Many people find this prospect fearful. A fierce debate on the subject is raging in Europe but has not yet spread to the United States, despite the fact that this country leads the world in microelectronic development.

"Fears of massive unemployment have greeted technological changes ever since the Industrial Revolution," the Worldwatch paper observes. "Far from destroying jobs, however, rapid technological advance has generally been accompanied by high rates of job creation. . . . Yet there is good reason to take seriously the recent outpouring of concern that microelectronic technologies will have a fundamental impact on both the number and types of jobs in the industrial world in the coming decades."

This is because of the pervasiveness of the new technology, he explains. No technology in history has had such a broad range or potential applications in the workplace.

While growth in the electronics industry will create jobs, this will be offset by the job lost through automation.Also, electronic devices typically are made of far fewer parts than the machines they replace, adding to the prospect of reduction in manufacturing jobs.

"The development of microelectronics is coming to fruition at a time of sluggish economic growth and a record postwar level of unemployment in many Western industrial countries. it is this gloomy economic environment that makes the technology at once promising and threatening.

On the one hand, it offers the prospect of enhanced productivity and the chance to revitalize some economic activities. But on the other hand, it threatens to aggravate unemployment in some industries and to reinforce the structural divisions that have been growing in the industrial countries during the past few years, as youth unemployment has climbed to epidemic levels and joblessness among blue-collar workers and heavy industries has risen sharply," the study observes.
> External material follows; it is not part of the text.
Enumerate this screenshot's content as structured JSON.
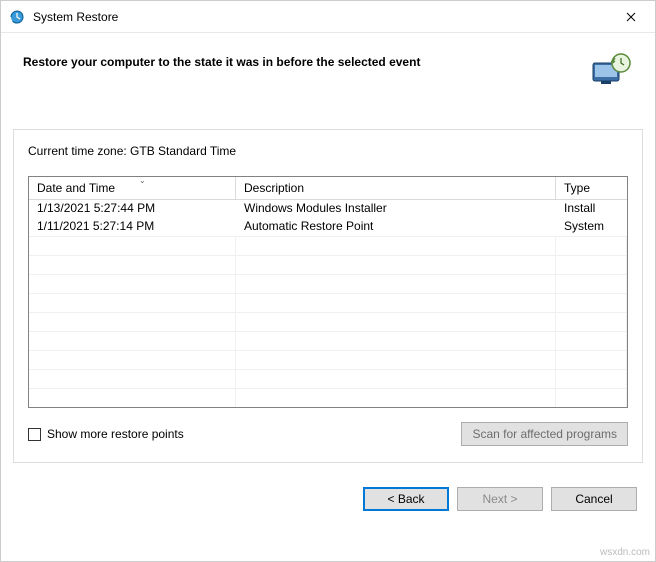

Despite these problems, Norman warns against a "Luddite resistance" to this new technology. Because of its potential for increasing productivity, those nations that do not pursue the new electronics vigorously risk much higher unemployment than those that lead the way. Of particular concern are the developing nations, whose traditional advantage of cheap labor may be threatened.

enlightened government policies can serve to subsequently ease the transition , Norman believes.

"The transition to the electronic age will . . . require policies designed to deal with technological unemployment in addition to those that support high-technology industries."

The resulting increases in productivity can mean higher profits and earnings for the few, Norman says, or lighter workloads and higher living standars for the many.